Answer: When the loss of time is not that great to begin with, when the records have a limited lifecycle, when you can do more with your financial resources now, or when there is some flexibility with how quickly the information needs to be accessed.

  • If the time invested to access records in their physical form is low, the return on investing in the conversion of them will be low and drawn out. It could take years or longer for the investment to break even.
  • If the records have a retention schedule and are slated to be destroyed after a specific length of time, the investment in full backfile conversion may never break even. Because records were imaged that may not ever have been accessed, the benefits gained by saving potential time may never exceed the actual outlay of cash.
  • If you have limited financial resources and multiple investment options, each yielding good, but different, returns, choosing to engage in a full backfile conversion driven by the “Bandwagon Effect” could lead to buyer’s remorse, or worse – a high opportunity cost.  ( I see this as a little like buying a 20 lb bag of potatoes at Costco for a dinner party with 4 people. Sure you’ll need some, and you’re now sure you’ll have enough, but isn’t there something better that you could have done with your hard earned dollars?)
  • When there is some flexibility with how fast the information on a document is needed, imaging the document in advance could be a questionable allocation of resources.  If there is little or no consequence to taking a day to retrieve or provide information from a box, why make the extra investment to having it available in two minutes?  This is especially true for records that for which access is or can be planned (records needed for appointments in two days), or when expectations are set for a delayed delivery (student transcripts or vital records).

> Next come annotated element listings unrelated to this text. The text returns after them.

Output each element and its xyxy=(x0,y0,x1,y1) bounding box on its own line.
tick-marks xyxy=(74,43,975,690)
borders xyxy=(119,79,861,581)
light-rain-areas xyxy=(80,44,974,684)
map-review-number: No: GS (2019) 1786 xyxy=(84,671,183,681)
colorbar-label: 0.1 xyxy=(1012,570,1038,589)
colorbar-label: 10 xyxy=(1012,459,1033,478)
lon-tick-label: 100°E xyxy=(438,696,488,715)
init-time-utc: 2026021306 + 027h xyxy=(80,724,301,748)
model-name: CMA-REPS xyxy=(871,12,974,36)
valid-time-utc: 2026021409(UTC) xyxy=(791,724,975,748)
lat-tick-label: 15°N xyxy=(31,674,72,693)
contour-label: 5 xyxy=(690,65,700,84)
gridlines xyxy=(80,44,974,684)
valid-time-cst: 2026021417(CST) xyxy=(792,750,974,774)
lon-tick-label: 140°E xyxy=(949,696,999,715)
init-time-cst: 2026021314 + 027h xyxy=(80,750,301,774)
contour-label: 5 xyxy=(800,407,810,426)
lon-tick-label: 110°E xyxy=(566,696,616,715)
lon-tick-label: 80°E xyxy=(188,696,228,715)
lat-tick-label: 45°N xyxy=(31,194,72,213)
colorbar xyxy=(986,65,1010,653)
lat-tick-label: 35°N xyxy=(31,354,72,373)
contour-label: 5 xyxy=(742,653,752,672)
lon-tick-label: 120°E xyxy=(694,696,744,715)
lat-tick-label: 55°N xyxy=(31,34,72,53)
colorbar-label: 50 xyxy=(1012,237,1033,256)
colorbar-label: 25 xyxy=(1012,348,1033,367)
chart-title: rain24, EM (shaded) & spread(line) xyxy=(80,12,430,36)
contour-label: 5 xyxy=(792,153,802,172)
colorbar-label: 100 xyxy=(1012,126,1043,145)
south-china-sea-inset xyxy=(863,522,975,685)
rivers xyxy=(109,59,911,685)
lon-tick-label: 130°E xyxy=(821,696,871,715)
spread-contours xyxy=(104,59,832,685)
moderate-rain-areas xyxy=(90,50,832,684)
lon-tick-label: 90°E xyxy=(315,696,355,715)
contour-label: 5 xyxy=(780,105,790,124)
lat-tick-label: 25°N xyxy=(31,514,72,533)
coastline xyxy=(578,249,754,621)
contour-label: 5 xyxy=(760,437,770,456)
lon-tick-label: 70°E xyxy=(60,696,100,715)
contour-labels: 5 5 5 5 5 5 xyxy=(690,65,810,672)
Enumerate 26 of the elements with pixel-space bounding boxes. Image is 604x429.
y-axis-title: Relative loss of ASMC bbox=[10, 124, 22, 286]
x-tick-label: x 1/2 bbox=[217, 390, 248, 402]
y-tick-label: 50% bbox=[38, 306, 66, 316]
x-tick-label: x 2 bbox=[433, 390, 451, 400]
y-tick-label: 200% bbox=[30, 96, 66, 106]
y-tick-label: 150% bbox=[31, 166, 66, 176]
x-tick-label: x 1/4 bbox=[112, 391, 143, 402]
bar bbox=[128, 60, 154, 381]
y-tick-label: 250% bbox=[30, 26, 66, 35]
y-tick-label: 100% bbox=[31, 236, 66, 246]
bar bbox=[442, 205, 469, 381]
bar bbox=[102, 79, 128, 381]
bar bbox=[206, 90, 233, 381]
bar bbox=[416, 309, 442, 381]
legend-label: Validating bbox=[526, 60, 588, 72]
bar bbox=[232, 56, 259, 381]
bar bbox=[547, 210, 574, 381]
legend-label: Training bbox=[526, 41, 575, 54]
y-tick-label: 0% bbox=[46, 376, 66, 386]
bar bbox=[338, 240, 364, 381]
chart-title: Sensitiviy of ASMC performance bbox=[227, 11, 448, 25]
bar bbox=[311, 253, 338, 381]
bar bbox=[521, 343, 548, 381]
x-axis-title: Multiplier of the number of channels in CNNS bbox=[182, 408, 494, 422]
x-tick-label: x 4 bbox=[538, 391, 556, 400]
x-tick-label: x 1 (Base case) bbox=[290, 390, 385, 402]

All of this then begs the question: How is an electronic document management system leveraged to its fullest when physical records are not imaged and, hence, not integrated into the system? That seems wasteful as well.

Answer: Image documents as you need them.

Naviant offers Scan on Demand as a service that provides great flexibility and a potentially far greater return on your conversion investment. Documents on paper or on microfilm film are imaged only as they are needed.

You may pay slightly more per image by imaging the document when you need it, but the cost pales in comparison to what would be wasted by imaging a 15” box of records when 90% of them could be destroyed in 7 years without ever being accessed. Additional benefits are realized through allowing your staff to focus on higher-value activities for your organization.

A targeted, partial backfile conversion that images the most heavily used records followed by our Scan on Demand service for the remaining inventory could even further enhance the ROI of an imaging project.

(Don’t even get me started on a discussion about the cost of records stored offsite at a self-store unit that requires your staff to leave the building to retrieve them.)

In the end, I admit that the call of the Bandwagon can be strong, but you can be stronger. Take the time to consider what you really need from your records. Take the time to consider what your process entails, what your obligations are, and what options exist for you when considering the imaging of all those file cabinet drawers full of records. You may be surprised to find that you can afford an imaging project for the records you need.